As it stands, the FDA simply does not have the resources to routinely test such products or even to take regulatory action except under extreme circumstances. According to the FDA:3
“FDA takes regulatory action based upon agency priorities, consistent with public health concerns and available resources.”
The bill, dubbed the Personal Care Products Safety Act, could change that. As reported by ABC News:4
“Senators Dianne Feinstein, D-California, and Susan Collins, R-Maine, introduced an amendment to the federal Food, Drug, and Cosmetic Act that would give the Food and Drug Administration more power and oversight to regulate the chemicals men and women slather on their bodies every day.”
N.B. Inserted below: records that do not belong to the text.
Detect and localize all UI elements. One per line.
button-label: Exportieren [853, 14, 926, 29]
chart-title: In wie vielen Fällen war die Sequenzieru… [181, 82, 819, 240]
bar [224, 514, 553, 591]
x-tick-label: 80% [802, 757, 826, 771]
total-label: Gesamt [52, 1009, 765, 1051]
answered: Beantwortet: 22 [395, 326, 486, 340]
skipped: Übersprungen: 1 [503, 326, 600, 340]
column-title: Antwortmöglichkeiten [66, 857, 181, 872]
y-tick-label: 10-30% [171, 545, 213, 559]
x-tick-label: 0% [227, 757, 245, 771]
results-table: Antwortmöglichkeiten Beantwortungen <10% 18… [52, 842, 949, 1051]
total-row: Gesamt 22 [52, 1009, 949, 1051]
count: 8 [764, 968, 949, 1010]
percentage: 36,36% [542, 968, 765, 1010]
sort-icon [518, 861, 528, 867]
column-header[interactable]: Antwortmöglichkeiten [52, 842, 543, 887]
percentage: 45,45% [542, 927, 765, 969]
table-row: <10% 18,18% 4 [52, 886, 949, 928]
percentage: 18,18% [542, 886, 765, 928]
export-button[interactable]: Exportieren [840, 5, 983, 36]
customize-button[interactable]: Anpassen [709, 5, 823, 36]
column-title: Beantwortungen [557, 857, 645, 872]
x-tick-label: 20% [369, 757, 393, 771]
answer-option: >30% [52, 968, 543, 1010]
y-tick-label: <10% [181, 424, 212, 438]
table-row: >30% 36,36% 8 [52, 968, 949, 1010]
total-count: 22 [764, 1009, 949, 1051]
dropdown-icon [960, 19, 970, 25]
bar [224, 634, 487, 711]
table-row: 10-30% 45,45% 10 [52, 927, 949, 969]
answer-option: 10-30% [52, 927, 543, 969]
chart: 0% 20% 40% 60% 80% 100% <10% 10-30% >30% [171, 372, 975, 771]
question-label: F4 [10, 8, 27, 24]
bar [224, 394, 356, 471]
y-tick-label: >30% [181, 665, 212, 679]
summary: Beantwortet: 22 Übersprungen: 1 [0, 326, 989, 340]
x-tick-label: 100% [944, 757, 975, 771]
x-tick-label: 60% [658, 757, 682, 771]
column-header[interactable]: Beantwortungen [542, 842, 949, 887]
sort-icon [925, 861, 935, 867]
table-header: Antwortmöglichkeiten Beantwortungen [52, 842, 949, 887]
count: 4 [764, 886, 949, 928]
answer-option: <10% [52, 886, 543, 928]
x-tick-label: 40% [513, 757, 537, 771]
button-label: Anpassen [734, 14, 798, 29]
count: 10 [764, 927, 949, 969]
The bill includes a system requiring product manufacturers to register their products and ingredients, and would require the FDA to review five chemicals in personal care products each year in order to evaluate their safety. The first set of chemicals recommended for testing include:
- Diazolidinyl urea
- Lead acetate
- Methylene glycol/formaldehyde
- Propyl paraben
In Europe, more than 1,300 chemicals are banned from use in lotions, soaps, toothpaste, cosmetics, and other personal care products. Contrast that to in the US, where just 11 are banned.5
Adding insult to injury, the FDA tasks the companies that manufacture and market cosmetics and other personal care products with ensuring their safety.
Not only does this pose an obvious conflict of interest, but according to the FDA, “neither the law nor FDA regulations currently require specific tests to demonstrate the safety of individual products or ingredients.”6
The new bill, which is expected to pass, would change that and, little by little, some of the worst offenders could begin to be taken out of your personal care products. California Sen. Dianne Feinstein told CBS News:7
“It’s because of the addition of some chemicals – chemicals for staying power, chemicals for shine … Our laws should provide for adequate testing of chemicals before they go into widely used products.”